Il rito cristiano appare costruito su un antichissimo rito pagano che simboleggiava la morte e la rinascita della divinità e, con questa, della natura. Lo testimonia la leggenda di Sant’Antonio (che rubando il fuoco ai diavoli per darlo agli uomini incarna un nuovo Prometeo, figura molto nota della mitologia greca, che, appunto, rubava il fuoco agli Dei per darlo agli uomini) e lo testimonia la presenza del maialetto al suo fianco, associato (sempre dai Greci) alla Dea Demetra, divinità della terra e delle messi.
La stessa ritualità legata alla festa è, essa stessa, ricca di suggestioni pagane. I balli e i giri intorno al fuoco si ricollegano infatti ai ritmi in onore del Dio Dioniso, dove la perdita di controllo era il passo necessario per entrare in contatto con la divinità ed esserne “posseduti”. Parlano di paganesimo anche i cibi associati alla festa di Sant’Antonio Abate come le arance (simbolo pagano di fecondità) impalate e mangiate intorno a sas tuvas, e le panadas di miele (alimento associato da sempre e in molte culture al culto dei morti). A Sedilo, in occasione dei festeggiamenti per Sant’Antonio Abate, veniva e tutt’ora viene preparato il dolce su pane e’ saba, pane di mosto cotto, in quanto si riteneva fosse in grado di proteggere le persone e il bestiame.

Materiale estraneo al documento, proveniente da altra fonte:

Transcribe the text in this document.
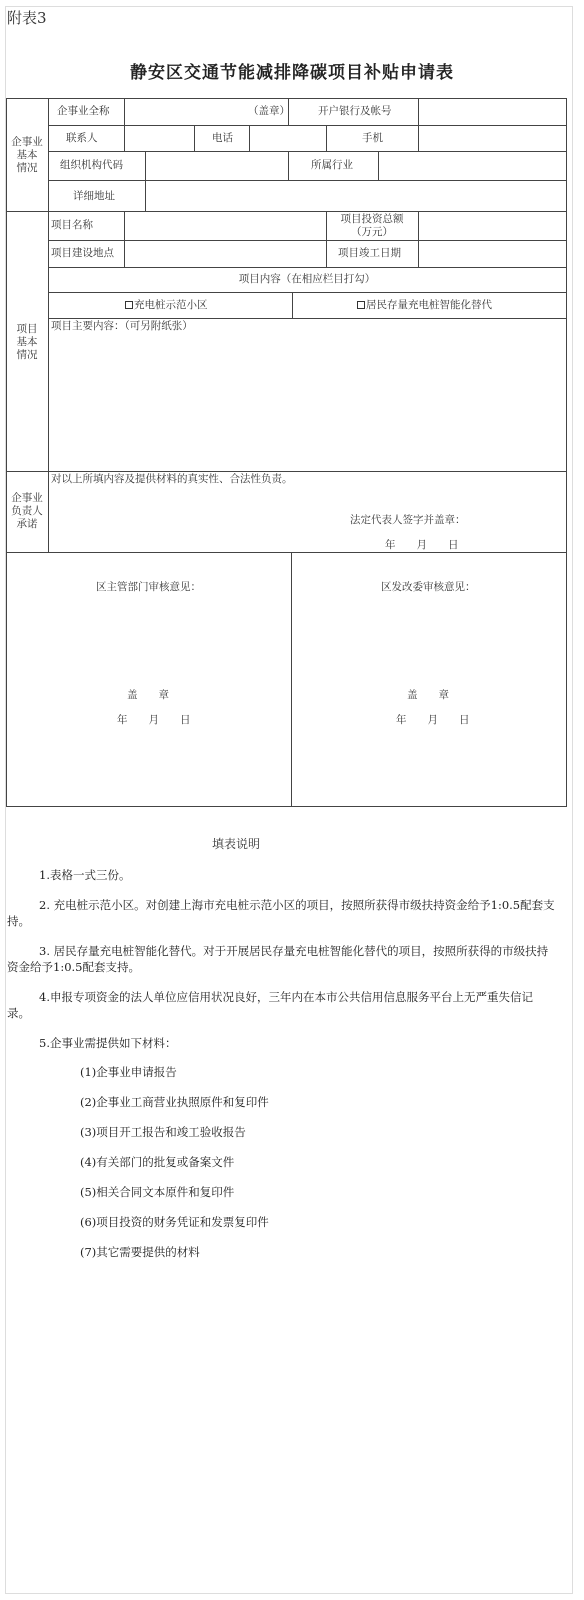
附表3
静安区交通节能减排降碳项目补贴申请表
企事业
基本
情况
企事业全称	（盖章）	开户银行及帐号
联系人	电话	手机
组织机构代码	所属行业
详细地址
项目
基本
情况
项目名称	项目投资总额
（万元）
项目建设地点	项目竣工日期
项目内容（在相应栏目打勾）
充电桩示范小区	居民存量充电桩智能化替代
项目主要内容：（可另附纸张）
企事业
负责人
承诺
对以上所填内容及提供材料的真实性、合法性负责。
法定代表人签字并盖章：
年　　月　　日
区主管部门审核意见：
盖　　章
年　　月　　日
区发改委审核意见：
盖　　章
年　　月　　日
填表说明
1.表格一式三份。
2. 充电桩示范小区。对创建上海市充电桩示范小区的项目，按照所获得市级扶持资金给予1:0.5配套支持。
3. 居民存量充电桩智能化替代。对于开展居民存量充电桩智能化替代的项目，按照所获得的市级扶持资金给予1:0.5配套支持。
4.申报专项资金的法人单位应信用状况良好，三年内在本市公共信用信息服务平台上无严重失信记录。
5.企事业需提供如下材料：
(1)企事业申请报告
(2)企事业工商营业执照原件和复印件
(3)项目开工报告和竣工验收报告
(4)有关部门的批复或备案文件
(5)相关合同文本原件和复印件
(6)项目投资的财务凭证和发票复印件
(7)其它需要提供的材料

Protettore delle fanciulle innamorate, era usanza che le ragazze nascondessero sotto il letto le lampade ardenti a sette bracci, richiamo della menorah ebraica. Le lucerne in terracotta, poi, erano presenti nei riti antichi in onore della dea Demetra.
Ancora oggi Sant’Antonio è indubbiamente fra le figure più venerate.
Il rito dei fuochi rappresenta un momento di purificazione e di passaggio. Secondo la tradizione, i falò accesi in occasione della vigilia, ogni 16 gennaio, “divorano” con le loro fiamme ciò che è trascorso durante l’anno e, benché alla stagione manchino ancora diverse settimane, portano alla rinascita della primavera.
Con Sant’Antonio, la Sardegna si conferma, una terra di tradizioni antiche, tradizioni così radicate nell’animo e nel cuore della sua gente da essere state per certi versi accettate e inglobate dalla religione cristiana che, arricchendole con i suoi simboli, gli ha dato nuova vita.